One of the project objectives is to provide a System designed to be resilient and secure. The system supports remote software management, ensuring that new applications or updates of the old ones do not interfere with ongoing satellite operations, guaranteeing the flexibility and scalability needed for operational adaptability.
The goal is to provide satellite operators with a flexible, scalable, and secure payload controller that enhances operational capabilities via software-based upgrades, allowing for continuous improvement and enhanced functionality over time.
Challenges
The key challenges of this project include ensuring real-time data processing without delays and managing the integration of third-party applications with minimal disruption.
Maintaining secure and reliable communication and data storage is essential, especially for incorporating advanced features like quantum key distribution and AI data analysis.
The hardware must be able to handle high processing capabilities and data storage efficiently, with a system flexible enough to support software updates and new applications without interrupting satellite operations and be resilient and versatile to allow multiple users to develop applications without causing conflicts.
System Architecture
MA61C for payloads:
A processing unit, with capabilities of handling high data rates transfers between payloads, storage units, onboard computer and other communication systems, that can also host applications through local and remote reprogramming of its onboard software.

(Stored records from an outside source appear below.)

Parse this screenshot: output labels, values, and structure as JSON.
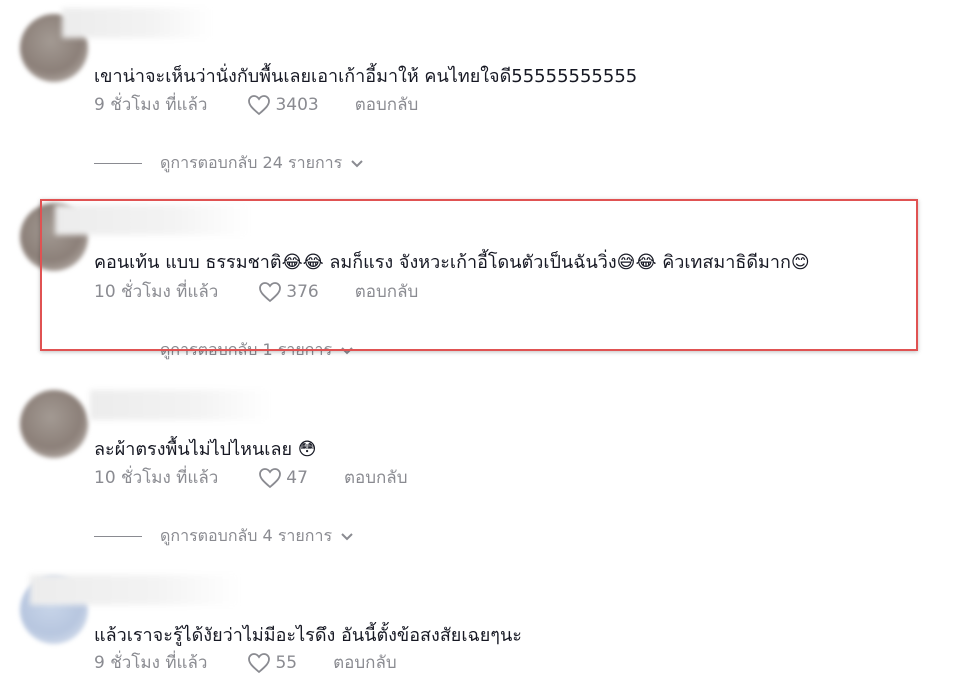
{
  "comments": [
    {
      "text": "เขาน่าจะเห็นว่านั่งกับพื้นเลยเอาเก้าอี้มาให้ คนไทยใจดี55555555555",
      "time": "9 ชั่วโมง ที่แล้ว",
      "likes": "3403",
      "reply_label": "ตอบกลับ",
      "view_replies": "ดูการตอบกลับ 24 รายการ"
    },
    {
      "text": "คอนเท้น แบบ ธรรมชาติ😂😂 ลมก็แรง จังหวะเก้าอี้โดนตัวเป็นฉันวิ่ง😅😂 คิวเทสมาธิดีมาก😊",
      "time": "10 ชั่วโมง ที่แล้ว",
      "likes": "376",
      "reply_label": "ตอบกลับ",
      "view_replies": "ดูการตอบกลับ 1 รายการ"
    },
    {
      "text": "ละผ้าตรงพื้นไม่ไปไหนเลย 😳",
      "time": "10 ชั่วโมง ที่แล้ว",
      "likes": "47",
      "reply_label": "ตอบกลับ",
      "view_replies": "ดูการตอบกลับ 4 รายการ"
    },
    {
      "text": "แล้วเราจะรู้ได้งัยว่าไม่มีอะไรดึง อันนี้ตั้งข้อสงสัยเฉยๆนะ",
      "time": "9 ชั่วโมง ที่แล้ว",
      "likes": "55",
      "reply_label": "ตอบกลับ"
    }
  ],
  "colors": {
    "text": "#161823",
    "muted": "#8a8b91",
    "highlight_border": "#e05252"
  },
  "icons": {
    "like": "heart-outline-icon",
    "expand": "chevron-down-icon"
  }
}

Each application can have direct access to the data and create additional data stream of manipulated data without changing the original data stream.
Plan
The project is divided in three main work packages:
- System engineering: a feasibility study, analysing of use cases and example mission and consolidation of mission/system inputs and derivation of system requirements;
- System concept definition: architecture, hardware, software, interfaces, operation and application;
- Evaluation and identification of technologies.
- Performance evaluation;
- Costs estimation;
- Risk assessment;
- Identification of technology needed to support modular system;
- Next Phase Roadmap definition.
Current Status
A System Requirements Review (SRR) has been completed and a webinar has been performed with the industry and ESA.